It became even more provocative when Scripps turned itself from a diversified media company into a purely broadcast-and-digital outfit, shipping its papers off to Milwaukee and getting Journal Communications’ stations in return.
Ken Doctor gave a brief update on WCPO last week, but at NetNewsCheck, Michael Depp has a deeper report, emphasizing that the paywalled content isn’t “local TV news’ holy trinity of crime, traffic, and weather,” but closer to a newspaper’s mix:
The [Cincinnati] Enquirer, also behind a paywall and the market’s comScore ratings leader in monthly unique visitors, is also feeling the target on its back. “They had the market to themselves in some respects on some of the coverage we’re trying to do,” [Dave Peterson, the GM for WCPO Digital] says. “I think they’ve stepped up their game in response to us.”
Carolyn Washburn, the Enquirer’s VP and editor, admits as much.
“They’ve made it pretty clear that they intend to go head to head with us,” she says.

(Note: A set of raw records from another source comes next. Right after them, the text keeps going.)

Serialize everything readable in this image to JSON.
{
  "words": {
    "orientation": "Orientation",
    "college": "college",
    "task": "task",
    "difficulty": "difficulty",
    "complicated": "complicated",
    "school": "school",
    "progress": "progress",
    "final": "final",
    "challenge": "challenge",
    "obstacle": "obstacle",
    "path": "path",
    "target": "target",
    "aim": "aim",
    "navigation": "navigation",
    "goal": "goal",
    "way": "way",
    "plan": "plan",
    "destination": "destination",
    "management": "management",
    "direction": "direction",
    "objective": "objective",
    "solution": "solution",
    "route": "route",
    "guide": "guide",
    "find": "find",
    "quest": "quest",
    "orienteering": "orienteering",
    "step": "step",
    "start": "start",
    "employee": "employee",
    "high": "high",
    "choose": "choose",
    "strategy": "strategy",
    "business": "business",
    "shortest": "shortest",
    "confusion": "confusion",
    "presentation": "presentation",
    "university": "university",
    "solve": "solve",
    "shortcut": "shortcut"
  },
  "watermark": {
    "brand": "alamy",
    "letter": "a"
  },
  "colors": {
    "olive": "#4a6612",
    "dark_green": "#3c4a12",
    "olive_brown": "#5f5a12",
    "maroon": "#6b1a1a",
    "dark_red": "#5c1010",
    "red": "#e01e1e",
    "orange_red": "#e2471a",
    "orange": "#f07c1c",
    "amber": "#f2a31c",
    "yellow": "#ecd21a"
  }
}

For the first time, for instance, she says the paper is finding competition on some beats where it once operated solo. “My city hall reporter has one more person covering it than before, so she’s going to pay attention to what that person is covering and be competitive with it,” she says.
Washburn says for the first time in years, Cincinnati is feeling more like a two-newspaper town because of that dynamic. “Though generally I’m not losing any sleep over it,” she says, feeling that the paper is still besting WCPO with more reporters breaking news and providing more depth daily.
(For the record, Cincinnati was a two-newspaper town not that long ago — until 2007, when The Cincinnati Post shut down post-JOA.)